Become an Industry Expert

It’s not only technological advances that require expertise; it’s the larger changes in industry as well. Technology, as well as politics, economic changes, new generations of employees, and every other cultural wave, has a unique impact on each specific industry. To continue with our discussion of technology in particular, it is valuable to know not only what new marketing and hiring technology exists, but also how it is being used by other businesses in your industry.

You’ll want to be able to answer questions like: What are my competitors doing with this new technology that is working (making them more efficient, improving their advertising, speeding up the hiring process, etc.)? In what ways has this new technology brought changes to our field (changes in job descriptions, titles, expectations, compensation, etc.)? How is technology being misused and how can we avoid the same pitfalls?

Recruiters who keep a close eye on changes to their industry as a whole can learn from the successes and failures of many, and so guard against becoming either stagnant or reckless. A recruiting team with an ever-evolving understanding of the big picture will be an irreplaceable resource to their company.


Finally, businesses who wish to excel in recruiting in 2017 will have to learn to adapt, even if it means big changes. Maybe your company will decide to let computers handle all candidate sourcing; that could mean altered job descriptions for employees. It could mean restructuring, retraining, refocusing. But if, in the end, it means that your hiring team spent more time with quality interviews and employee onboarding, and that led to more efficient and better hires, it will have been worth it.

Glassdoor’s 2016 report shared findings from The Global Social CEO Survey, stating that over half of US respondents reported that they were “more likely to purchase

from a company whose values and leadership are clearly communicated through executive leadership participation on social media.”

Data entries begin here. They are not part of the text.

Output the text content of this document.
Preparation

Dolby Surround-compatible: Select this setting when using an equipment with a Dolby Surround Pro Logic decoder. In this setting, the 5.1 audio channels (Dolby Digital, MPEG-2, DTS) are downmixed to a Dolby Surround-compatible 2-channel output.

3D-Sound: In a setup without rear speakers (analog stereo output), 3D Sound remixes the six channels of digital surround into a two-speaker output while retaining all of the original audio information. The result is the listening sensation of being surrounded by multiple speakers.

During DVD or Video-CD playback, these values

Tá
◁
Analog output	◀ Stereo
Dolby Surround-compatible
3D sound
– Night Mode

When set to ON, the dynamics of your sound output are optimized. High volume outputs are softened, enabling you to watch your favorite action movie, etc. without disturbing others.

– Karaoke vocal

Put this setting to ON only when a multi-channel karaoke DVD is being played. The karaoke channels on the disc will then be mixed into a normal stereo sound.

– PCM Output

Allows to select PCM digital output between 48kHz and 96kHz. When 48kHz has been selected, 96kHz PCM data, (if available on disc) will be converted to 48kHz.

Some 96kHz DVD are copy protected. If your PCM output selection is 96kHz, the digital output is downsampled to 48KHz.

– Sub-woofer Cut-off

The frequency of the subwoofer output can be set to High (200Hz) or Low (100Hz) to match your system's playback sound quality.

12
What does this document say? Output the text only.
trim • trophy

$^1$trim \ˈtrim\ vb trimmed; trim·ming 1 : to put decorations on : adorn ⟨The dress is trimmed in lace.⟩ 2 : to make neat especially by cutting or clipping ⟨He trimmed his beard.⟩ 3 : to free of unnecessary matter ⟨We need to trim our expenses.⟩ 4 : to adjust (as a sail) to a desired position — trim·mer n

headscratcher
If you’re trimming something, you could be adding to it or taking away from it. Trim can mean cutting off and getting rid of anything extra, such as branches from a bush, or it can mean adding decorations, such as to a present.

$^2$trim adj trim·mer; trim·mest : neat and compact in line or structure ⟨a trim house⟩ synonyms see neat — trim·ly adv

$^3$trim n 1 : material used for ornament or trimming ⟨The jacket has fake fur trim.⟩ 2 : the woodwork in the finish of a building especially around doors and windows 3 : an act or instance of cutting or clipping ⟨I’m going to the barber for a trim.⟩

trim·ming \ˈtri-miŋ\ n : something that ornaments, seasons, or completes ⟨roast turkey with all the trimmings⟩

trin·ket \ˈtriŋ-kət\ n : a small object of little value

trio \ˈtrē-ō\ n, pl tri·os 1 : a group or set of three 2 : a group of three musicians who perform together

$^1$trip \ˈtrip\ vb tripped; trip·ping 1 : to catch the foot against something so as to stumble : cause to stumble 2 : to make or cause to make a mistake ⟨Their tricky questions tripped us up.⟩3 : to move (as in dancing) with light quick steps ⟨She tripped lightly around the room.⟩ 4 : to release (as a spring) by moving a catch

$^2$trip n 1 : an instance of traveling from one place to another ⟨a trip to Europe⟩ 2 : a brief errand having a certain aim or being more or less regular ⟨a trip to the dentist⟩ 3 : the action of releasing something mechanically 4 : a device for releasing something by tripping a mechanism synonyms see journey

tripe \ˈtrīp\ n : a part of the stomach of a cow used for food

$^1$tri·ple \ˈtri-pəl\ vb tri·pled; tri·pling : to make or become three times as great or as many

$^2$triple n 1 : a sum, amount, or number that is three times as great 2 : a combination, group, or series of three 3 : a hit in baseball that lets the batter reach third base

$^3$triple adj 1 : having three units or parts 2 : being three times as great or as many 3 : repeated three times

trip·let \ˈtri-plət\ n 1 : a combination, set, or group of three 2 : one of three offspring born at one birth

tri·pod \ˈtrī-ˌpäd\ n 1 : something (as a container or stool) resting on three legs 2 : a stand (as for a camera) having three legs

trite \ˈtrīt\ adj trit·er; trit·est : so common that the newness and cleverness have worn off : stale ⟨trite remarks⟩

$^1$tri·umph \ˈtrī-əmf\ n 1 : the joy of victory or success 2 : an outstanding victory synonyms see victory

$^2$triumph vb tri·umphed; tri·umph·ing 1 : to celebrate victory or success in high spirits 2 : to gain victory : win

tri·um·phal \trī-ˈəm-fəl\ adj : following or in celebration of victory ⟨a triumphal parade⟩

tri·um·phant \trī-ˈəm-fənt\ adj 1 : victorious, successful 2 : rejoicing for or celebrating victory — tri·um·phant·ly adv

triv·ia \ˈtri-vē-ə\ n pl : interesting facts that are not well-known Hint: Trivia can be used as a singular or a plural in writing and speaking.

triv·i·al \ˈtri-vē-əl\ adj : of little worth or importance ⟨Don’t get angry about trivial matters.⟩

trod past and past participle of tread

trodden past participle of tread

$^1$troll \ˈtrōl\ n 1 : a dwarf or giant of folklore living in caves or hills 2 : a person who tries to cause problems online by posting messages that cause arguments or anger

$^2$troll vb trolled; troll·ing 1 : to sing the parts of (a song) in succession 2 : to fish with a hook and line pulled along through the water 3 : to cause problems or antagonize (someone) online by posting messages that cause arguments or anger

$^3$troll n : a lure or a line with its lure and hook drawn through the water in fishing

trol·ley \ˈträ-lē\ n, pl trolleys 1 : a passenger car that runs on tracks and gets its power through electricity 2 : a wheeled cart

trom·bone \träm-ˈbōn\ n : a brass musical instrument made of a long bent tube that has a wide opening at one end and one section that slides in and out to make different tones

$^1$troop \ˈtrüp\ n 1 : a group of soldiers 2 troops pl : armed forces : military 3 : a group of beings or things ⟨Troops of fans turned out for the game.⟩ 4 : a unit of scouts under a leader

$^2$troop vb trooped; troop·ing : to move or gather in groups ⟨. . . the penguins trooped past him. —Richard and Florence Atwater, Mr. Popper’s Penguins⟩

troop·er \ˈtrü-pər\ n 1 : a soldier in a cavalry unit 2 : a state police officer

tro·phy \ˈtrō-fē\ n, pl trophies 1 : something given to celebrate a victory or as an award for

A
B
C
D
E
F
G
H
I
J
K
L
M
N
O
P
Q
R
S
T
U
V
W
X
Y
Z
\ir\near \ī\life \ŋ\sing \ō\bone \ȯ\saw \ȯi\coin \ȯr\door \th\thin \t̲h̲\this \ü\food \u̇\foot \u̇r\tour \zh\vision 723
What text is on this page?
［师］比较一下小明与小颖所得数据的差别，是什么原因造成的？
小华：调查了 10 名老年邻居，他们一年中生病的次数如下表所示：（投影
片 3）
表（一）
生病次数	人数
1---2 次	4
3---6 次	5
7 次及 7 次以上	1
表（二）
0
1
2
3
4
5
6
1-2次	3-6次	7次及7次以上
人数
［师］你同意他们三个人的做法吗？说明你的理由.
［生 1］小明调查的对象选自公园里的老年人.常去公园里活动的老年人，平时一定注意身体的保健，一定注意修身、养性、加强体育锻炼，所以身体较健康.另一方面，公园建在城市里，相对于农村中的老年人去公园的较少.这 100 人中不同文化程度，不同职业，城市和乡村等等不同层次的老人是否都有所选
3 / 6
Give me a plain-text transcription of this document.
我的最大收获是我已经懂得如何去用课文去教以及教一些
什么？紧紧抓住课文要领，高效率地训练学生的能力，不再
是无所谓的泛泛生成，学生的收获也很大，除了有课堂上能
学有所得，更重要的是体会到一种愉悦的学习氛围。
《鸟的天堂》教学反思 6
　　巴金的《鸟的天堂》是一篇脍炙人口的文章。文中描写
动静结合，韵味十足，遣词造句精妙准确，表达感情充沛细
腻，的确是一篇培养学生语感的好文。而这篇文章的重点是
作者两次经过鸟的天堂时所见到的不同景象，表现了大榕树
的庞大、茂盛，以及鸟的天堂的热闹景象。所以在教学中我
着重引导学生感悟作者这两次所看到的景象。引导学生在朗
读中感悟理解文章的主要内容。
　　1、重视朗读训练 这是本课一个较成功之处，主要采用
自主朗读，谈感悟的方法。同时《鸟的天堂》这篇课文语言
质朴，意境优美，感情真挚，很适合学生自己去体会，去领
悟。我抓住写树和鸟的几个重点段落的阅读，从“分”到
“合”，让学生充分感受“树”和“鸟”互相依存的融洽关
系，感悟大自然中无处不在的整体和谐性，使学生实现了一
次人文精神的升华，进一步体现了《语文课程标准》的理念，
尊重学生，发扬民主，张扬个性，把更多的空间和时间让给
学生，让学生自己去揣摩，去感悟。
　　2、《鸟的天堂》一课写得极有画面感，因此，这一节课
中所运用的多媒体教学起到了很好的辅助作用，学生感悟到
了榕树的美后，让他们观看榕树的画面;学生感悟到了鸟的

75% of respondents “believe that companies whose C-Suite executives and leadership team use social media to communicate about their core mission, brand values and purpose are more trustworthy.”
Essentially, technology isn’t going anywhere. Consumers are increasingly relying on a company’s online proficiency to determine where to take their business.  Passive candidates often begin building their understanding of a company through their experience as consumers. “Adapting” then, in 2017, means embracing the strengths of new technology.